Тр-р-р-ззык. Повадился кувшин по воду ходить.
Бам. Блям. Первая бомба, накрывшая нас по-настоящему, разорвалась на левом фланге, оставив от сержанта Пелаэса и двух рядовых из его взвода кровавые ошметки. Бедняга Пелаэс. Стоило ли проделывать такой долгий путь, сидеть в зеландской тюрьме, мыкать горе в лагере для военнопленных, прошагать по дорогам всей Европы ради того, чтобы подохнуть ни за что у деревни Сбодуново, на глазах у Недомерка и его маршалов, с вершины холма глядящих на тебя в подзорные трубы.

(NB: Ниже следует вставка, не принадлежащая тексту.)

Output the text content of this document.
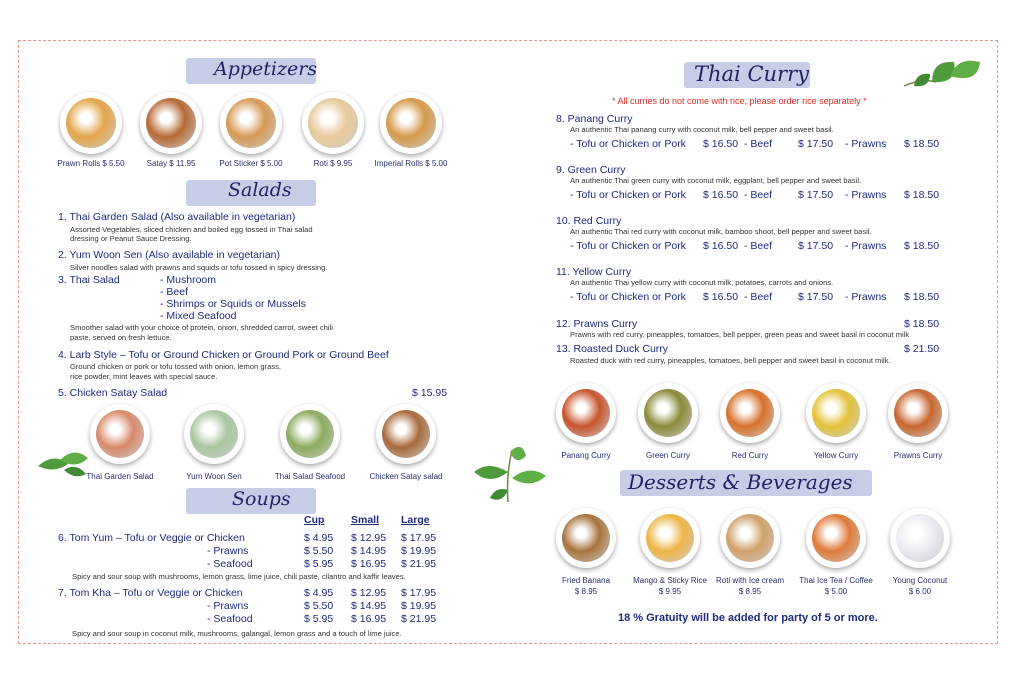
Appetizers
Salads
1. Thai Garden Salad (Also available in vegetarian)
Assorted Vegetables, sliced chicken and boiled egg tossed in Thai salad
dressing or Peanut Sauce Dressing.
2. Yum Woon Sen (Also available in vegetarian)
Silver noodles salad with prawns and squids or tofu tossed in spicy dressing.
3. Thai Salad	- Mushroom
- Beef
- Shrimps or Squids or Mussels
- Mixed Seafood
Smoother salad with your choice of protein, onion, shredded carrot, sweet chili
paste, served on fresh lettuce.
4. Larb Style – Tofu or Ground Chicken or Ground Pork or Ground Beef
Ground chicken or pork or tofu tossed with onion, lemon grass,
rice powder, mint leaves with special sauce.
5. Chicken Satay Salad	$ 15.95
Soups
Cup	Small Large
Spicy and sour soup with mushrooms, lemon grass, lime juice, chili paste, cilantro and kaffir leaves.
Spicy and sour soup in coconut milk, mushrooms, galangal, lemon grass and a touch of lime juice.
Thai Curry
* All curries do not come with rice, please order rice separately *
12. Prawns Curry	$ 18.50
Prawns with red curry, pineapples, tomatoes, bell pepper, green peas and sweet basil in coconut milk
13. Roasted Duck Curry	$ 21.50
Roasted duck with red curry, pineapples, tomatoes, bell pepper and sweet basil in coconut milk.
Desserts & Beverages
18 % Gratuity will be added for party of 5 or more.
Prawn Rolls $ 5.50	Satay $ 11.95	Pot Sticker $ 5.00	Roti $ 9.95	Imperial Rolls $ 5.00
Thai Garden Salad	Yum Woon Sen	Thai Salad Seafood	Chicken Satay salad
6. Tom Yum – Tofu or Veggie or Chicken	$ 4.95 $ 12.95 $ 17.95
- Prawns	$ 5.50 $ 14.95 $ 19.95
- Seafood	$ 5.95 $ 16.95 $ 21.95
7. Tom Kha – Tofu or Veggie or Chicken	$ 4.95 $ 12.95 $ 17.95
- Prawns	$ 5.50 $ 14.95 $ 19.95
- Seafood	$ 5.95 $ 16.95 $ 21.95
8. Panang Curry
An authentic Thai panang curry with coconut milk, bell pepper and sweet basil.
- Tofu or Chicken or Pork $ 16.50 - Beef $ 17.50 - Prawns $ 18.50
9. Green Curry
An authentic Thai green curry with coconut milk, eggplant, bell pepper and sweet basil.
- Tofu or Chicken or Pork $ 16.50 - Beef $ 17.50 - Prawns $ 18.50
10. Red Curry
An authentic Thai red curry with coconut milk, bamboo shoot, bell pepper and sweet basil.
- Tofu or Chicken or Pork $ 16.50 - Beef $ 17.50 - Prawns $ 18.50
11. Yellow Curry
An authentic Thai yellow curry with coconut milk, potatoes, carrots and onions.
- Tofu or Chicken or Pork $ 16.50 - Beef $ 17.50 - Prawns $ 18.50
Panang Curry	Green Curry	Red Curry	Yellow Curry	Prawns Curry
Fried Banana
$ 8.95
Mango & Sticky Rice
$ 9.95
Roti with Ice cream
$ 8.95
Thai Ice Tea / Coffee
$ 5.00
Young Coconut
$ 6.00
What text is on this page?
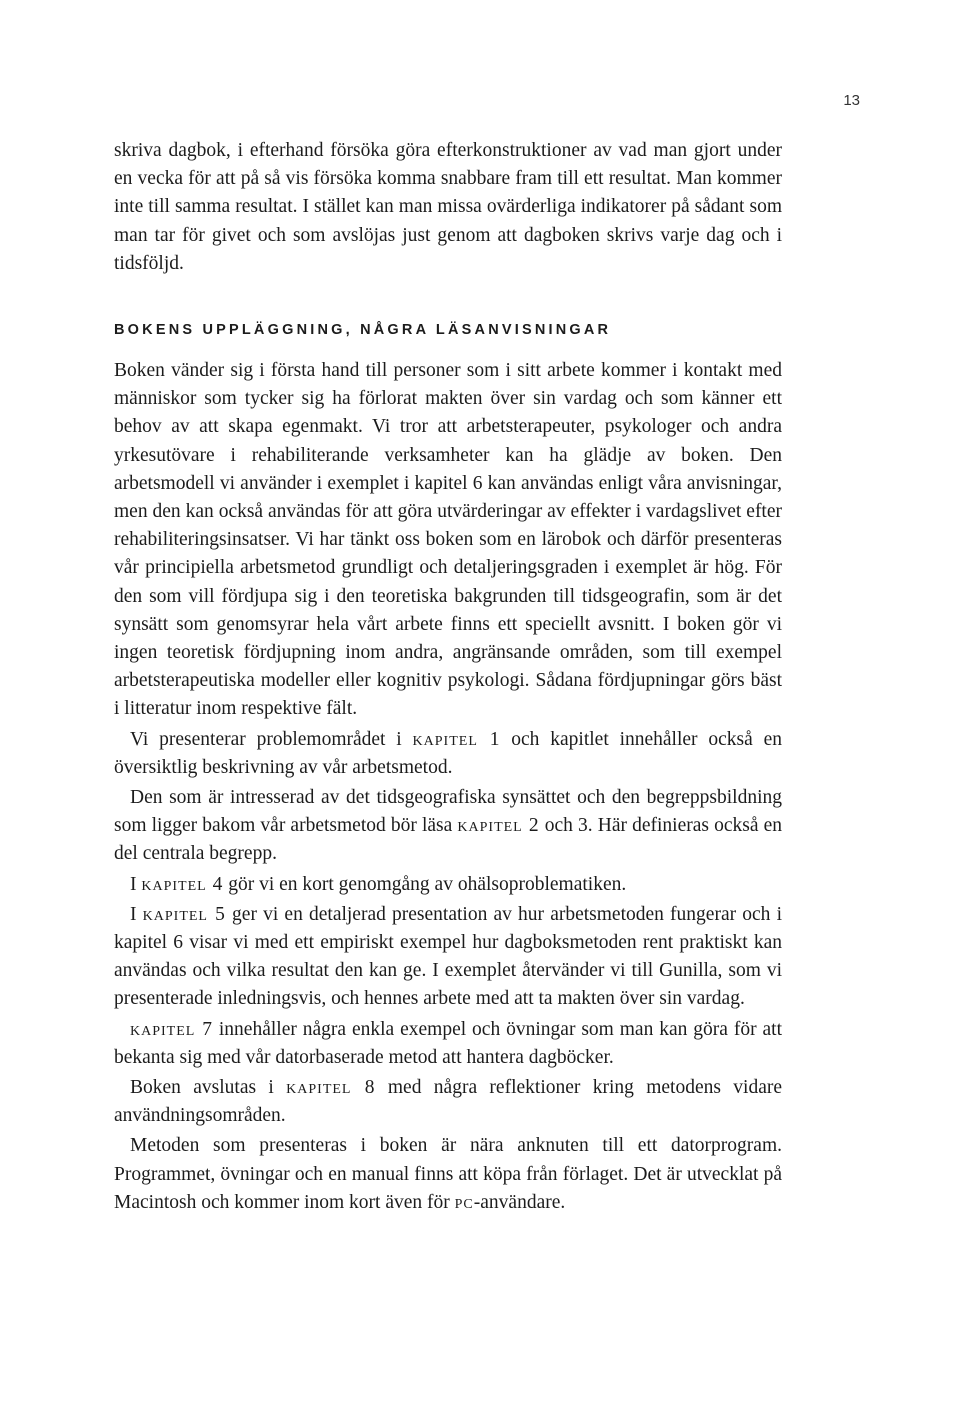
13

skriva dagbok, i efterhand försöka göra efterkonstruktioner av vad man gjort under en vecka för att på så vis försöka komma snabbare fram till ett resultat. Man kommer inte till samma resultat. I stället kan man missa ovärderliga indikatorer på sådant som man tar för givet och som avslöjas just genom att dagboken skrivs varje dag och i tidsföljd.

BOKENS UPPLÄGGNING, NÅGRA LÄSANVISNINGAR

Boken vänder sig i första hand till personer som i sitt arbete kommer i kontakt med människor som tycker sig ha förlorat makten över sin vardag och som känner ett behov av att skapa egenmakt. Vi tror att arbetsterapeuter, psykologer och andra yrkesutövare i rehabiliterande verksamheter kan ha glädje av boken. Den arbetsmodell vi använder i exemplet i kapitel 6 kan användas enligt våra anvisningar, men den kan också användas för att göra utvärderingar av effekter i vardagslivet efter rehabiliteringsinsatser. Vi har tänkt oss boken som en lärobok och därför presenteras vår principiella arbetsmetod grundligt och detaljeringsgraden i exemplet är hög. För den som vill fördjupa sig i den teoretiska bakgrunden till tidsgeografin, som är det synsätt som genomsyrar hela vårt arbete finns ett speciellt avsnitt. I boken gör vi ingen teoretisk fördjupning inom andra, angränsande områden, som till exempel arbetsterapeutiska modeller eller kognitiv psykologi. Sådana fördjupningar görs bäst i litteratur inom respektive fält.

Vi presenterar problemområdet i kapitel 1 och kapitlet innehåller också en översiktlig beskrivning av vår arbetsmetod.

Den som är intresserad av det tidsgeografiska synsättet och den begreppsbildning som ligger bakom vår arbetsmetod bör läsa kapitel 2 och 3. Här definieras också en del centrala begrepp.

I kapitel 4 gör vi en kort genomgång av ohälsoproblematiken.

I kapitel 5 ger vi en detaljerad presentation av hur arbetsmetoden fungerar och i kapitel 6 visar vi med ett empiriskt exempel hur dagboksmetoden rent praktiskt kan användas och vilka resultat den kan ge. I exemplet återvänder vi till Gunilla, som vi presenterade inledningsvis, och hennes arbete med att ta makten över sin vardag.

kapitel 7 innehåller några enkla exempel och övningar som man kan göra för att bekanta sig med vår datorbaserade metod att hantera dagböcker.

Boken avslutas i kapitel 8 med några reflektioner kring metodens vidare användningsområden.

Metoden som presenteras i boken är nära anknuten till ett datorprogram. Programmet, övningar och en manual finns att köpa från förlaget. Det är utvecklat på Macintosh och kommer inom kort även för pc-användare.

В июле 1808 года, когда Северная дивизия взбунтовалась против французов, считавших нас до той поры союзниками, именно Пелаэс выстрелом из пистолета разнес череп одному галльскому петушку — майору Птифуру, прикомандированному к нашему полку. Когда князь Понтекорво, как стали теперь величать маршала Бернадота, приказал пятнадцати тысячам испанцев, расквартированным в Дании, присягнуть Жозефу Бонапарту по прозвищу Пепе-Бутылка, старшему братцу Подлючего Недомерка, несколько полков отказались наотрез. Мы, мол, испанцы, и аллонзанфанам на нас рассчитывать нечего. Отправьте нас домой, и пусть каждый барбос, деликатно выражаясь, орган родный детородный лижет себе сам. Короче говоря, подняли мятеж, и тогда Птифур не придумал ничего умнее, чем выстроить нас и закукарекать:
— Птедатели! Птоклятый сбтод! Присягайте импегатогу и коголю Испании Жозефу Бонапарту или птикажу всех гассттелять!
Вот в таком примерно духе он высказался. А наш полковник Сагун, малость уже офранцузившийся, колебался, не зная, за кого ему быть. Говорил, что, Птифур, мол, отчасти прав, то да се, а дисциплина — дело святое. И в итоге кое-кого улестил и сбил с толку. Тогда Пелаэс, вот уж точно — не говоря худого слова, — подбежал к Птифуру и вышиб ему мозги, а полковника избавил от сомнений. Я так скажу: ничего нет лучше вовремя выпущенной пули — сила в ней поистине чудотворная.